She raised him up. The roar of acclamation rocked him on his
feet. As when he brought Dias to the tribes, they began their accolade, beating
swords on shields and spears on earth, pounding on drums, chanting his name.
His own people took it up, caught up in it, till the great roll of sound shook
the sky.
o0o
Minas and Metos between them had contrived a means for him
to get about while his legs healed: a cart on the wheels and axle of a chariot,
shaped for him to sit in with his splinted legs stretched out. With his beloved
duns in the traces, he had a fair turn of speed, and he could go almost
anywhere out of doors that a man could go on foot or horseback.
He was at the kingmaking, though he took his place neither
with the People nor with the folk of Lir. He sat in his cart somewhat apart
from both, with his daughter perched beside him. He was content, he told
himself. When he looked at Rhian, he was a great deal more than that. She kept
so little state; it was wonderful to see her as she was meant to be, a person
of power in the world.
He left after Emry was crowned, but before the crush of
people and chariots could bar his escape. As he reached the open field north of
the city and let the duns choose their own speed, Ariana stood behind him and
clasped arms about his neck and whooped like the wild thing she was.

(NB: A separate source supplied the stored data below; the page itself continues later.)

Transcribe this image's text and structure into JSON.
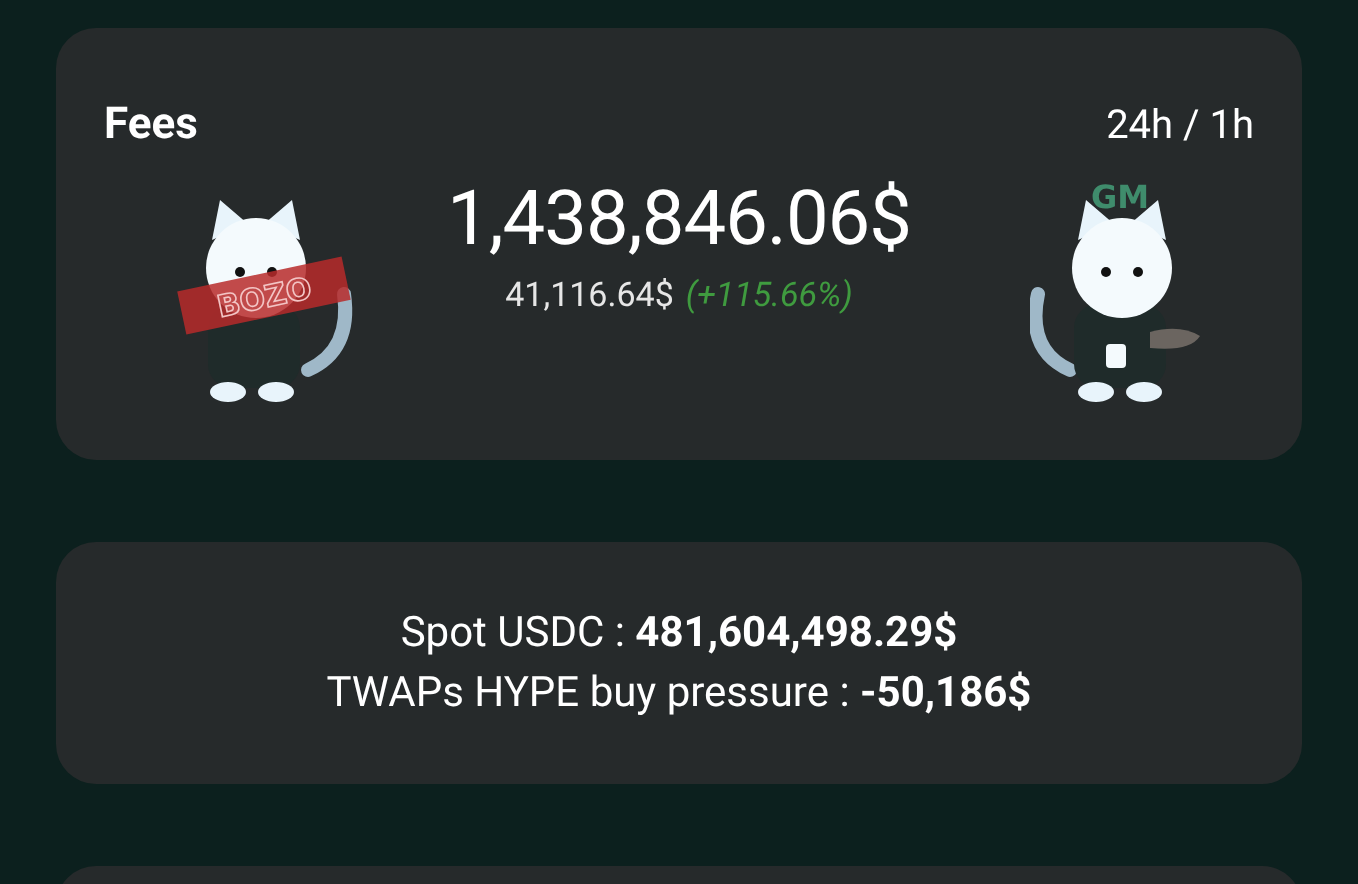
{
  "fees_card": {
    "title": "Fees",
    "period": "24h / 1h",
    "total": "1,438,846.06$",
    "hourly": "41,116.64$",
    "change": "(+115.66%)",
    "left_stamp": "BOZO",
    "right_caption": "GM"
  },
  "stats_card": {
    "lines": [
      {
        "label": "Spot USDC : ",
        "value": "481,604,498.29$"
      },
      {
        "label": "TWAPs HYPE buy pressure : ",
        "value": "-50,186$"
      }
    ]
  }
}
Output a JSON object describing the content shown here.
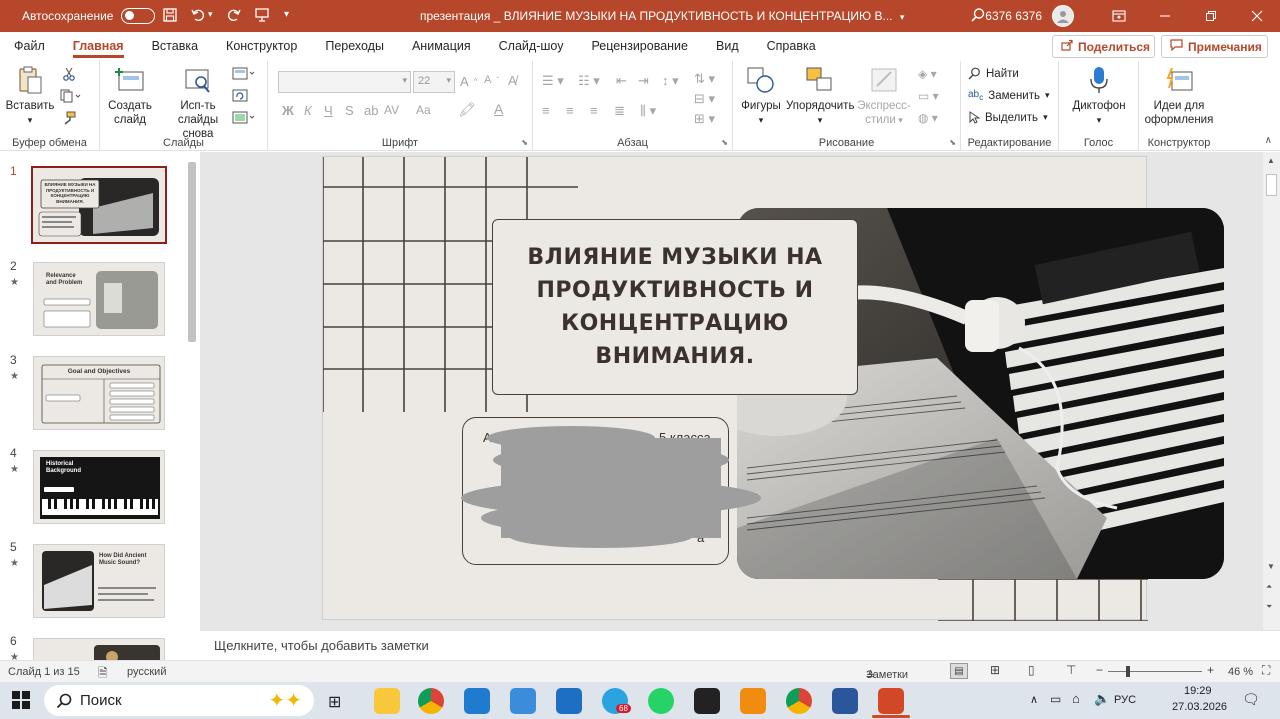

They ran till the duns were tired, which was a gratifyingly
long way. Minas was not greatly inclined to turn back; but he should be seen at
the feast, to honor Emry and to reassure his brother. Dias would not believe
even yet that Minas intended to keep on living.
Maybe it was cowardice, but Minas had no intention of dying.
He would live, if only to spite Etena.
He drove back slowly. Ariana had curled up beside him and
gone to sleep. The warm weight of her against him was remarkably comforting.
His legs ached deep in the broken bones; his shattered knee throbbed, with
flashes of sharper, fiercer pain: pain that had become so familiar he barely
noticed it, except when he had nothing else to think of.
On a whim he took the long way back, winding through fields
and copses, round a handful of villages. The people there went about their
tasks as they had before war came to their country. It mattered little to them
who was king in the city; their world was the turning of the seasons and the
tilling of the fields and the tending of their own, both the beasts in the
byres and the children in the huts and houses.
Farther away, down the river toward World’s End, the war
went on. Larchwood was besieged. Towns and villages fought fiercely against
parties of raiders. Many had fallen, been sacked and burned, their people
killed or taken captive. A few had surrendered.
None had chosen Emry’s way. But then, thought Minas, Emry
was different. He was a man, a king. He had ridden with the People. These
Mothers and ruling women neither understood nor wished to understand the
People’s ways.
Minas wondered how long Emry would hold to his promise that
he would do nothing to help or harm anyone but Lir. His brothers were in
Larchwood. Rumor was that the second son, next eldest after Emry, would declare
himself king of Lir, and condemn Emry for a coward and a traitor. But Minas
suspected that that was merely rumor. It was more likely that the Mother would
name herself Mother over all her people, and undertake to rally them against
the enemy.
Or maybe she would submit to marriage with Dias after all,
and persuade the rest of the Mothers to do as she did. Those that did not would
die. Dias would not again suffer a woman to seize power as Etena had, nor let
her live to destroy him.
Minas could already see how this country had changed the
People. His own mother riding as a warrior, driving a chariot, standing unveiled
beside her husband, would have been unthinkable in the world he had been born
to. Men who ventured to ravish women here were as likely to be gutted or gelded
as to gain what they were after. These people were gentle, but they were not
weak. And the women fought as strongly as the men.
o0o
Just before the last rise of the road, from which he would
be able to see Lir, he paused to water the horses. There had been few travelers
on the road; war kept people at home, and anyone who would be out and about was
at the kingmaking. And yet a rider came toward him on a short thick-bodied
horse. The man was well matched to his mount, riding without elegance but
skillfully enough.
Ariana leaped out of the cart and ran laughing toward the
rider. Eresh the foreigner laughed and swung her up in front of him. “Good day,
little warrior,” he said. “Where have you been keeping yourself?”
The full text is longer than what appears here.